To obtaint this measure, the number of dimensions describing the dataset is divided by the number of instances.
\[T2=\frac{m}{n}\]- Parameters:
X (array-like, shape (n_samples, n_features)) – Dataset
y (array-like, shape (n_samples)) – Labels
- Return type:
- Returns:
T2 score
- problexity.classification.t3(X, y)
Calculates the Average number of PCA dimensions per points (T3) metric.
To obtain this measure, first, the number of PCA components needed to represent 95% of data variability is calculated. Then, the value is divided by the instance number in the dataset.
\[T3=\frac{m'}{n}\]- Parameters:
X (array-like, shape (n_samples, n_features)) – Dataset
y (array-like, shape (n_samples)) – Labels
- Return type:
- Returns:
T3 score
- problexity.classification.t4(X, y)
Calculates the Ration of the PCA dimension to the original dimension (T4) metric.

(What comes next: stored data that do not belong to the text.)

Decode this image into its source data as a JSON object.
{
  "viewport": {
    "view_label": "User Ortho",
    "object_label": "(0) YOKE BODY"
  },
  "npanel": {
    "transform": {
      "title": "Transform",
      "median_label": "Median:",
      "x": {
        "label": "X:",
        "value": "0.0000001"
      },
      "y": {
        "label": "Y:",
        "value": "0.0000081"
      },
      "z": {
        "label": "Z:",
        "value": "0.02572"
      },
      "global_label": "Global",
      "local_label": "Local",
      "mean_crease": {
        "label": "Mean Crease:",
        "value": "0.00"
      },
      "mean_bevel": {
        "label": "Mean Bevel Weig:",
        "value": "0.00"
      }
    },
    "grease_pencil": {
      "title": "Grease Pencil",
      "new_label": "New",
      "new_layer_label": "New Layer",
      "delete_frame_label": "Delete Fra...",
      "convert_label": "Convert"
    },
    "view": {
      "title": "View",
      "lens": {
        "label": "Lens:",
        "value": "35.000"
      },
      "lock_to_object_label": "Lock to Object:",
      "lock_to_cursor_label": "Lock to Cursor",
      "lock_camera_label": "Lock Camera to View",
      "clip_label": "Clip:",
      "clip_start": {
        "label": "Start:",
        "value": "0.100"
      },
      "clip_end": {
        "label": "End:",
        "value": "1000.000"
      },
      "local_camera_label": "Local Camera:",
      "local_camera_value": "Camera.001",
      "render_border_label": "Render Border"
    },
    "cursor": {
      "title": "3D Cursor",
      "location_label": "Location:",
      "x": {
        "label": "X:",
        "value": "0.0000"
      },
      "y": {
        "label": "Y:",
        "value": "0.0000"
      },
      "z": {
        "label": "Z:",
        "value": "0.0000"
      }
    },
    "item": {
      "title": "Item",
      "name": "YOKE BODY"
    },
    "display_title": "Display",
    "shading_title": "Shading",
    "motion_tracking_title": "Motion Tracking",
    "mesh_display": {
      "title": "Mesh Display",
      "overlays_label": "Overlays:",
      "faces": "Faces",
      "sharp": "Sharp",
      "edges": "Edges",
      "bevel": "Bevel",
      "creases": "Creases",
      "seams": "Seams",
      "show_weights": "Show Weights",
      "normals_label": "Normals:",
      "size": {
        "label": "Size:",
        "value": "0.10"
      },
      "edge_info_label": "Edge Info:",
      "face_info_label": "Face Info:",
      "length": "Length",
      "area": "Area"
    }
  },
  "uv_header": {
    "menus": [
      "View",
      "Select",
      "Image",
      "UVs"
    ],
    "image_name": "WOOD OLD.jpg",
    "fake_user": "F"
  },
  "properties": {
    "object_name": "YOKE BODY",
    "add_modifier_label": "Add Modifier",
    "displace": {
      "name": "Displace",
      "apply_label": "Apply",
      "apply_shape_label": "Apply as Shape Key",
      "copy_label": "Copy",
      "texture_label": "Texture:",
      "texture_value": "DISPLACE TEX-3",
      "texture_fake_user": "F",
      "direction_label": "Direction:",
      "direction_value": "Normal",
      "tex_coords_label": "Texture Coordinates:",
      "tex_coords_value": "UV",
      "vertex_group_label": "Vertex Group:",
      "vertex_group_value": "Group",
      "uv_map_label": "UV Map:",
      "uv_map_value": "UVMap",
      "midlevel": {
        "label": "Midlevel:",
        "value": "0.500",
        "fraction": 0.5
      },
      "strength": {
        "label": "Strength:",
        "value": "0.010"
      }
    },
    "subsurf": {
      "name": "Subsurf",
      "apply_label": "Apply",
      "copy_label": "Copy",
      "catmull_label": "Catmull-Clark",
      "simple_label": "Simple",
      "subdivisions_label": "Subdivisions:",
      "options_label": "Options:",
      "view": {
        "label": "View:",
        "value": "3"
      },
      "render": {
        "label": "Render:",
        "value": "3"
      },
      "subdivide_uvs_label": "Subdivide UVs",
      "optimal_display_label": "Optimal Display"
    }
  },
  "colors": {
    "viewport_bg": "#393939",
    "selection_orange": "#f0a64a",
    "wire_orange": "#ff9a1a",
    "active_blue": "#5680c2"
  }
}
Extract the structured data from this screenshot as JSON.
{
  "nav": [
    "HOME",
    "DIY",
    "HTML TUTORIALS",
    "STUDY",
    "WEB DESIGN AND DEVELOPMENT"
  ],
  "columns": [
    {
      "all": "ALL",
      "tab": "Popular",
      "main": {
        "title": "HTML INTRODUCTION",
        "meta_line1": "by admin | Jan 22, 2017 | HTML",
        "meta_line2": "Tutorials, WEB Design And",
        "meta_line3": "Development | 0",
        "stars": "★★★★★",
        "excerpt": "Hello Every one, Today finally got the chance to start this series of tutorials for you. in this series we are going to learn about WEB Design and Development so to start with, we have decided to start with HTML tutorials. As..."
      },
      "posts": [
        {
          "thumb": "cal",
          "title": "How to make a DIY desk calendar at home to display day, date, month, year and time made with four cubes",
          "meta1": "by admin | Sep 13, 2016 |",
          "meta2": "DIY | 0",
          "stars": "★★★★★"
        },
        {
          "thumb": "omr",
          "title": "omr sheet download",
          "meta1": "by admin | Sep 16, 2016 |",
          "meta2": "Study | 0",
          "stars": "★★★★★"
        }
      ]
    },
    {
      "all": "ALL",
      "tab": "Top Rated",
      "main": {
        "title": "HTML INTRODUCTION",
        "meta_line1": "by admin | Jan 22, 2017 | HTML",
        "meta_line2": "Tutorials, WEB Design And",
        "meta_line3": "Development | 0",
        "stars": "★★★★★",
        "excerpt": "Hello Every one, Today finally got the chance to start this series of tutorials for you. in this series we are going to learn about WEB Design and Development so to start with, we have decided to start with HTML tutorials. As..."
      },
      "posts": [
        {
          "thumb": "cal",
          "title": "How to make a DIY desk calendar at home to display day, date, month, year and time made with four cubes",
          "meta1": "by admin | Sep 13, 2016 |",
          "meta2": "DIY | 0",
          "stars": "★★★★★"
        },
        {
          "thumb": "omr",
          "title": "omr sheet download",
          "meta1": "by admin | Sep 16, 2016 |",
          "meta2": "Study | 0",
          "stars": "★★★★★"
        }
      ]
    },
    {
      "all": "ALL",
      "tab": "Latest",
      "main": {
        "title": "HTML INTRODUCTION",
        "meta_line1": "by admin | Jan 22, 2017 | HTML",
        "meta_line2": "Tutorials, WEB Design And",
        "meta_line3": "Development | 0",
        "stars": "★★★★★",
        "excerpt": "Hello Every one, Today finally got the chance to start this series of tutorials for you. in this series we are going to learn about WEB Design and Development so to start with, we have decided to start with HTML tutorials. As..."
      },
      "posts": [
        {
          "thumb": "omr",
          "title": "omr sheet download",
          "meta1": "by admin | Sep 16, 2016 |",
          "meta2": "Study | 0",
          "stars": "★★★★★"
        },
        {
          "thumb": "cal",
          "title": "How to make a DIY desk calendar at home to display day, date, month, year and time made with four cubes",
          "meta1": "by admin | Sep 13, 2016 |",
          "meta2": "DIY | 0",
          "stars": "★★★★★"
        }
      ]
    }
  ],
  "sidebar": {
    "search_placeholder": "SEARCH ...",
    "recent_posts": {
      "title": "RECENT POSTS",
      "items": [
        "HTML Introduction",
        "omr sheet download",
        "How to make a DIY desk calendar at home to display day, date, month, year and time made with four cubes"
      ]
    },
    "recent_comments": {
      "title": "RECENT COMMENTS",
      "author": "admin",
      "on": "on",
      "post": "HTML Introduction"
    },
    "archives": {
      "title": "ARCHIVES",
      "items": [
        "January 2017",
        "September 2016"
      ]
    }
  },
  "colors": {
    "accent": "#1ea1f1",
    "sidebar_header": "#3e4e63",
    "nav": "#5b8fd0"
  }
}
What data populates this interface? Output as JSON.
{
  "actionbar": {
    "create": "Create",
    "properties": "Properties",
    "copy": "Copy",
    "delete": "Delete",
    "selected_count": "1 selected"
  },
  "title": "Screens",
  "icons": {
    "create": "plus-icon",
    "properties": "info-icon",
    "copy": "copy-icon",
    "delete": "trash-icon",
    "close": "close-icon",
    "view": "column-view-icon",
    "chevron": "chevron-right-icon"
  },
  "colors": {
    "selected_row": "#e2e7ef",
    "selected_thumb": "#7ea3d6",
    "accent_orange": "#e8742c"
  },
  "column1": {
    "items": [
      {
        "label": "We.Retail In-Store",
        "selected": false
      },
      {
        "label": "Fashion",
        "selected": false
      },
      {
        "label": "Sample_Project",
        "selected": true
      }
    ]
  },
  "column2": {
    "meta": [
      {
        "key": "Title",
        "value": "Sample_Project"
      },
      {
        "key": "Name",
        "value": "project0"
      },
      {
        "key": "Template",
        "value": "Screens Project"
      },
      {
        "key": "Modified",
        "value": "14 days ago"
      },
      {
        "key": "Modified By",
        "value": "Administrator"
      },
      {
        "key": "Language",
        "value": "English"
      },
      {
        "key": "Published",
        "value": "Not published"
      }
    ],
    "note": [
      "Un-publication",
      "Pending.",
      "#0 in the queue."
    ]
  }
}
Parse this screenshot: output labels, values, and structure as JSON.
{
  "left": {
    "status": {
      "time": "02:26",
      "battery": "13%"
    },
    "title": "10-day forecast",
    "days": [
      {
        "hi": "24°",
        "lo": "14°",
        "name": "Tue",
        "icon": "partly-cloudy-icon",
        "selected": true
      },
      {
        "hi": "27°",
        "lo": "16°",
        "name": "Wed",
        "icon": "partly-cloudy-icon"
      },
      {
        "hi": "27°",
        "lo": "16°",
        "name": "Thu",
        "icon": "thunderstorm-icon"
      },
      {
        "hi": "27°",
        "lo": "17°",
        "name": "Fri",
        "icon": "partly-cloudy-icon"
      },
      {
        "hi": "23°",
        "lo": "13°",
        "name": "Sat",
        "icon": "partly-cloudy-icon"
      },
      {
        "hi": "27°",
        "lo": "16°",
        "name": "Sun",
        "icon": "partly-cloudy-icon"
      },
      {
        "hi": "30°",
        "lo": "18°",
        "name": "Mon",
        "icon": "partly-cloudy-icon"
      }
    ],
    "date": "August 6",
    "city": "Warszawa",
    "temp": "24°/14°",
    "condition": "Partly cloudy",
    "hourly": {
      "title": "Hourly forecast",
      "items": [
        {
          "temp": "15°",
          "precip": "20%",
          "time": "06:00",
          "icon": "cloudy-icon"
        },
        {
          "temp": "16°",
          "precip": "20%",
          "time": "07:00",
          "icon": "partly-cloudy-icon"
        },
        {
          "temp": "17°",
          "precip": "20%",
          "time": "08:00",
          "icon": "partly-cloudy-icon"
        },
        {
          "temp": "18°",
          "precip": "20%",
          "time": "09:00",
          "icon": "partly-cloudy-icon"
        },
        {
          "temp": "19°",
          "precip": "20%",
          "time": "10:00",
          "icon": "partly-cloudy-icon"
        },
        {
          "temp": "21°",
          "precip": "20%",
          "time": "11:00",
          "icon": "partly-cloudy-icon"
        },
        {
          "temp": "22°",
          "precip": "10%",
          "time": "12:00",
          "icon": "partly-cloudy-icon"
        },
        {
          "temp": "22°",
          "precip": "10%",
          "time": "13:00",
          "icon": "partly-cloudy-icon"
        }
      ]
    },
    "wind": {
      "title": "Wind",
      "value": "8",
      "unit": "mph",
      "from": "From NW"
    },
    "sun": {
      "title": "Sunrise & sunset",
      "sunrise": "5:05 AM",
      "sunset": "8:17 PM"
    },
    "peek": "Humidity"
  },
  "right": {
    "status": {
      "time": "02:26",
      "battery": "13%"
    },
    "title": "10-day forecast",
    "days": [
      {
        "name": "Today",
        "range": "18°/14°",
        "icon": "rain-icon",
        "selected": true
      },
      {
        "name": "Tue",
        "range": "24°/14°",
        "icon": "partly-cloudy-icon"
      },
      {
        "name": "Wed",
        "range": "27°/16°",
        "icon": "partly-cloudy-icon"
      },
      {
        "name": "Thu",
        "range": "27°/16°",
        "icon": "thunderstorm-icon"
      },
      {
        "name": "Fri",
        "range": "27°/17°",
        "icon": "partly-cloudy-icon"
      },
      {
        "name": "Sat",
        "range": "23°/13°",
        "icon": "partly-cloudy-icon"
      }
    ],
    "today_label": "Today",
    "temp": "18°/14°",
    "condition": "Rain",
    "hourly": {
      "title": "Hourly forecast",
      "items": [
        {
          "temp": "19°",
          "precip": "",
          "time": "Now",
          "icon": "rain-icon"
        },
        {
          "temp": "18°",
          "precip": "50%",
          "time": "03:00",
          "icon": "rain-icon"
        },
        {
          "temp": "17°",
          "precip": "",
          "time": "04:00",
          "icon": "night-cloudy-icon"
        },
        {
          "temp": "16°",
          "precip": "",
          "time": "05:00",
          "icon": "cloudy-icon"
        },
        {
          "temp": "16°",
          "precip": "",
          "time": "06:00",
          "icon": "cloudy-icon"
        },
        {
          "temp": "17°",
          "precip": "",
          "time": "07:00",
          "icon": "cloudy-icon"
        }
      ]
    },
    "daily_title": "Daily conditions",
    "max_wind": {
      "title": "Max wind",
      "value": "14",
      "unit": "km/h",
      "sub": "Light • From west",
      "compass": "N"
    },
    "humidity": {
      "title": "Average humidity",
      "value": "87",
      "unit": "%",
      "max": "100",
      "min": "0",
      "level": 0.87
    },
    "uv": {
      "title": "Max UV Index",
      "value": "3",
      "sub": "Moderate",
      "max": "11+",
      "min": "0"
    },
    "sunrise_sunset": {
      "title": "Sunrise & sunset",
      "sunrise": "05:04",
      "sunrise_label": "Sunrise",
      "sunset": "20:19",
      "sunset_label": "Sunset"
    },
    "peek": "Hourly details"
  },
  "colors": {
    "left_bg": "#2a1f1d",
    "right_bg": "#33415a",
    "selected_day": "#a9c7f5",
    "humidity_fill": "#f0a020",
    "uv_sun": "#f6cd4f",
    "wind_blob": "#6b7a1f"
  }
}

To obtain this measure, the number of PCA components needed to represent 95% of data variability is divided by the original number of dimensions. This measure describes the proportion of relevant dimensions in the dataset.
\[T4=\frac{m'}{m}\]- Parameters:
X (array-like, shape (n_samples, n_features)) – Dataset
y (array-like, shape (n_samples)) – Labels
- Return type:
- Returns:
T4 score